新撰組のヒミツ 弐
今の京の街は、優美で美しい皮を被った魔の巣窟であることに間違いは無い。
一見、その華やかさに目を奪われる街並みも、一皮剥けば危険な思想を持った浪士たちがうろつく、非常に危険な地域だ。
先の政変で長州は入洛が禁止され、表立った浪士はあまり見られなくなったのだが、少しずつ彼らは増えてきている。
そもそも新撰組は捕縛を主とするのだが、抵抗される場合が多く、やむなく斬り捨てることがあった。

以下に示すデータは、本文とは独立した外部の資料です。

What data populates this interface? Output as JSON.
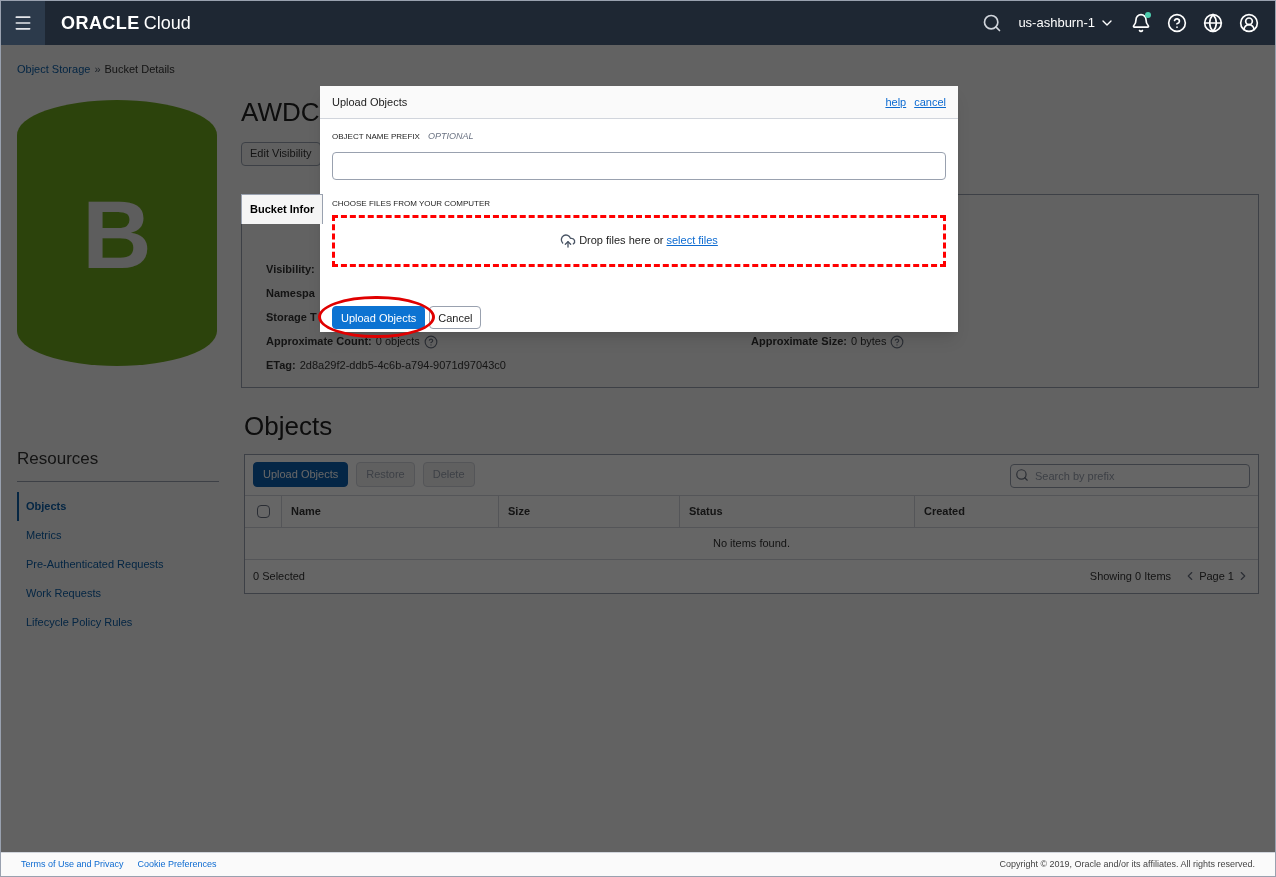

それで、京の民からは畏怖嫌厭の眼差しを受けることが増えている。
(ああ、嫌な感じだ……)
肌がチリチリと粟立つような感覚に、腹が震えるような違和感。
殺気だ。
光は、今まさに殺気が自分たちへと向けられていることを感じ取っていた。露骨な殺気は隊士たちに向けられ、光はさり気なく辺りを見回す。

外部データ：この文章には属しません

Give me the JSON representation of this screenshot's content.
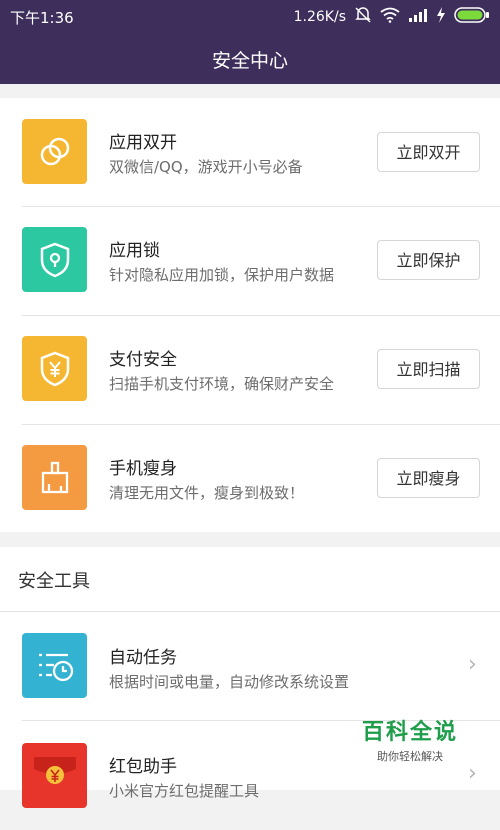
{
  "status_bar": {
    "time": "下午1:36",
    "speed": "1.26K/s"
  },
  "header": {
    "title": "安全中心"
  },
  "features": [
    {
      "title": "应用双开",
      "desc": "双微信/QQ，游戏开小号必备",
      "button": "立即双开",
      "icon": "dual-circles-icon",
      "color": "#f5b731"
    },
    {
      "title": "应用锁",
      "desc": "针对隐私应用加锁，保护用户数据",
      "button": "立即保护",
      "icon": "shield-lock-icon",
      "color": "#2bc8a1"
    },
    {
      "title": "支付安全",
      "desc": "扫描手机支付环境，确保财产安全",
      "button": "立即扫描",
      "icon": "shield-yen-icon",
      "color": "#f5b731"
    },
    {
      "title": "手机瘦身",
      "desc": "清理无用文件，瘦身到极致！",
      "button": "立即瘦身",
      "icon": "broom-icon",
      "color": "#f49a40"
    }
  ],
  "tools_section": {
    "title": "安全工具"
  },
  "tools": [
    {
      "title": "自动任务",
      "desc": "根据时间或电量，自动修改系统设置",
      "icon": "task-clock-icon",
      "color": "#33b3d1"
    },
    {
      "title": "红包助手",
      "desc": "小米官方红包提醒工具",
      "icon": "red-packet-icon",
      "color": "#e8352b"
    }
  ],
  "watermark": {
    "title": "百科全说",
    "subtitle": "助你轻松解决"
  }
}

(四人程度か……何を企んでいるのか分かったものじゃないな。こそこそ付け狙うなんて、ろくでもない奴だ)
胸の内で軽く舌打ちをした光は、隣にいた隊士の耳元に「何者かいるようです」と、さり気なく、だがはっきりと呟きを落とした。
するとその隊士は、四方を確認した後、先頭を歩く原田にその旨を伝える。原田は一瞬だけ目を鋭くし、歩を止めて柄に手をやった。
「誰だ、出てこい!」
原田の声が路地にまで響き渡る。
注意深く辺りを見回す光は、突如、背後から刺すような殺気を感じ、即座に抜刀すると振り返った。
刀の擦れる音を耳にした隊士たちも、光に続いて抜刀する。
背後を見ると、そこにはやはりというか、浪士とみられる五人が今にも飛びかかろうという具合に、刀を構えていた。
「壬生狼……同胞の仇……!」
先頭に立つ浪士は、一番後ろにいた隊士に刀を振り下ろす。だが、日々鍛えて成長した隊士が易々と斬られるはずもない。
それからは、浅葱の隊服を目印に戦う乱戦となった。隊士たちはやむを得ず、斬る策に変更すると、あっという間に視界が赤に染まりだす。
だが、光は一人の浪士に気を奪われていた。自ら動くことなく、浪士の命が散りゆく様を、まるで桜の花が散るかのように、じっと見つめていたのである。